He pushed at the beginning of our relationship for it to be open and has teased me for years I need to get a Bf to get out of his hair sometimes. I was not at all on board with the idea of this at first but eventually agreed because I was a repressed bi-. I started out looking for a lady for us to date and had no luck. Then went to just looking for myself off and on for a while. Just within the last couple months I started actually considering dating men and got to looking at my options. I have kept him in the loop the entire time even potentially talking with him about mfm if I found someone and he would want that and allowing him to come with me for introductions and he hasn’t had any issue till recently with anything. When we first started dating he said he wanted kids but not too long in said he really doesn’t with some validish reasons. So in a way I had always looked at it as a sort of trade off sense I had always wanted kids and wasn’t going to get them I at least had the option to have someone else if I wanted to.

Now we have a contract on a house and he has been going to interviews since the ultimatum. He has always been iffy on marriage and has said he is ready to lock me down now.
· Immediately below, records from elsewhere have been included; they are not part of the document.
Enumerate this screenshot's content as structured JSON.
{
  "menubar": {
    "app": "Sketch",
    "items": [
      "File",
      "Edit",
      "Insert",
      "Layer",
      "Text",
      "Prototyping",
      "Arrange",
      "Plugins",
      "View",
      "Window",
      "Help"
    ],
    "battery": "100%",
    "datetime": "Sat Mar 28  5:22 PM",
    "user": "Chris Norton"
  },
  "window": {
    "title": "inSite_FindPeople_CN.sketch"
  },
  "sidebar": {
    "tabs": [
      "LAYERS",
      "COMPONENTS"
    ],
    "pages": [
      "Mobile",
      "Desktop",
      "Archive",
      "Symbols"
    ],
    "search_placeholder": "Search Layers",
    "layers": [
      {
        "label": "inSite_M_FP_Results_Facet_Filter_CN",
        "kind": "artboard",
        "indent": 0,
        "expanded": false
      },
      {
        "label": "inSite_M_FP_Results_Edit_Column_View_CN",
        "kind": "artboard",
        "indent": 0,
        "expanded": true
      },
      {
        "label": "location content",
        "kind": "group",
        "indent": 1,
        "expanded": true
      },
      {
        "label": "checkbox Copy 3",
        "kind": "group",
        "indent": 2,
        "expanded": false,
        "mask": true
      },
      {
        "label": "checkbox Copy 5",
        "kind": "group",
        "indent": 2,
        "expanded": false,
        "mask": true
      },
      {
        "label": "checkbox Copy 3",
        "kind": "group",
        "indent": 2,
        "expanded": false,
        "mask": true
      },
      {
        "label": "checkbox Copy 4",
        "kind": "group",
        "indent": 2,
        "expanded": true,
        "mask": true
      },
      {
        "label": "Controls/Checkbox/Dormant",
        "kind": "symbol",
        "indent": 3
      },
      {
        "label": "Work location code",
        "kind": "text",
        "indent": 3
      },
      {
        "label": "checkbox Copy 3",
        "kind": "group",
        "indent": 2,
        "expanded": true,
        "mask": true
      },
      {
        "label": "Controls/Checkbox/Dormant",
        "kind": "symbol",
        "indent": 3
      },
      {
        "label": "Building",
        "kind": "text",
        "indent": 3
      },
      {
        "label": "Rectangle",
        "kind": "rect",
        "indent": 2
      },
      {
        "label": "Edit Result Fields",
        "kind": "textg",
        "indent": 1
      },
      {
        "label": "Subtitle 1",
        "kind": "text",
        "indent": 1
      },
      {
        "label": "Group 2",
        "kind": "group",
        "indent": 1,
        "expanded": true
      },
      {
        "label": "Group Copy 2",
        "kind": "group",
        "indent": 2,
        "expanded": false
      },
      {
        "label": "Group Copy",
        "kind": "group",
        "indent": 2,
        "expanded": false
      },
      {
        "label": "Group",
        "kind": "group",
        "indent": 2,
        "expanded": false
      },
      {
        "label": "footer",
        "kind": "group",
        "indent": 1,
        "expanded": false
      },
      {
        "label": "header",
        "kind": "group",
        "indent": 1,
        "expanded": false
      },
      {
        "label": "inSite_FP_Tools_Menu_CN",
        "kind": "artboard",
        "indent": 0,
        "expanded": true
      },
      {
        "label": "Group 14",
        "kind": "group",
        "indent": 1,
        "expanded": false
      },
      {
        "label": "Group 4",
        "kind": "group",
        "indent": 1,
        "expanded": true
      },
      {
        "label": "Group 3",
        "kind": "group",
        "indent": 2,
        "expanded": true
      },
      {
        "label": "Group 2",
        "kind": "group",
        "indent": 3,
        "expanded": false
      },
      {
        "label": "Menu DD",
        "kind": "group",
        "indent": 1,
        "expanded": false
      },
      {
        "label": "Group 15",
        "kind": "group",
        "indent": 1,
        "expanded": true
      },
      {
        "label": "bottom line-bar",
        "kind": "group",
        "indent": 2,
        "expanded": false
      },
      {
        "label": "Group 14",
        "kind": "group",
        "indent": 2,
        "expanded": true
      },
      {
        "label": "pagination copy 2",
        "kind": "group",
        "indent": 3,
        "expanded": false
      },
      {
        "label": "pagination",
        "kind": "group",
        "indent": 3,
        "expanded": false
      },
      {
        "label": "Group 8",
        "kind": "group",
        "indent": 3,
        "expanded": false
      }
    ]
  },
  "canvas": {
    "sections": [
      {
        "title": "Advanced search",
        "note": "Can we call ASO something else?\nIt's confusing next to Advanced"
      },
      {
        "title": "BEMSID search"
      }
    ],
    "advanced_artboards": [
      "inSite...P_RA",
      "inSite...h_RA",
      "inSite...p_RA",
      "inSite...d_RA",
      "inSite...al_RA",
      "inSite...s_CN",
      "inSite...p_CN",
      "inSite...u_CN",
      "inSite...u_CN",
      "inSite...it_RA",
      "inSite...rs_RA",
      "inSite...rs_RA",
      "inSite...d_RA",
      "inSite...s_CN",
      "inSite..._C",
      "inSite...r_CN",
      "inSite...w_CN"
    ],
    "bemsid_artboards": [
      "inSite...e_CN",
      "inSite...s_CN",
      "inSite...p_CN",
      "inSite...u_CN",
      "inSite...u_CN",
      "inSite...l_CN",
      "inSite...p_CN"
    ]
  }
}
I downloaded the dating app about 2 months ago and have communicated to him about it the whole time. I gave him the ultimatum about 2 weeks ago and just tonight he is telling me he wants me all to himself now. I am hurt and confused. What would you do? What advice would you give me?

1 comment
  1. To stop wasting your time with this guy?

    He doesn’t want kids, you do. That should already be a dealbreaker.

    He wants to be open, then you find success at doing it, suddenly he doesn’t want that anymore. Suddenly he wants to marry you because he’s afraid you’re going to find someone else. Guess what? He didn’t want you to actually do it, to find anyone else. He just wanted that to be an option for HIM.

    Break up with him. Go date. Find someone who wants the same things as you, someone who is interested in progressing your relationship out of love and respect and interest, not because they’re manipulating you to stay.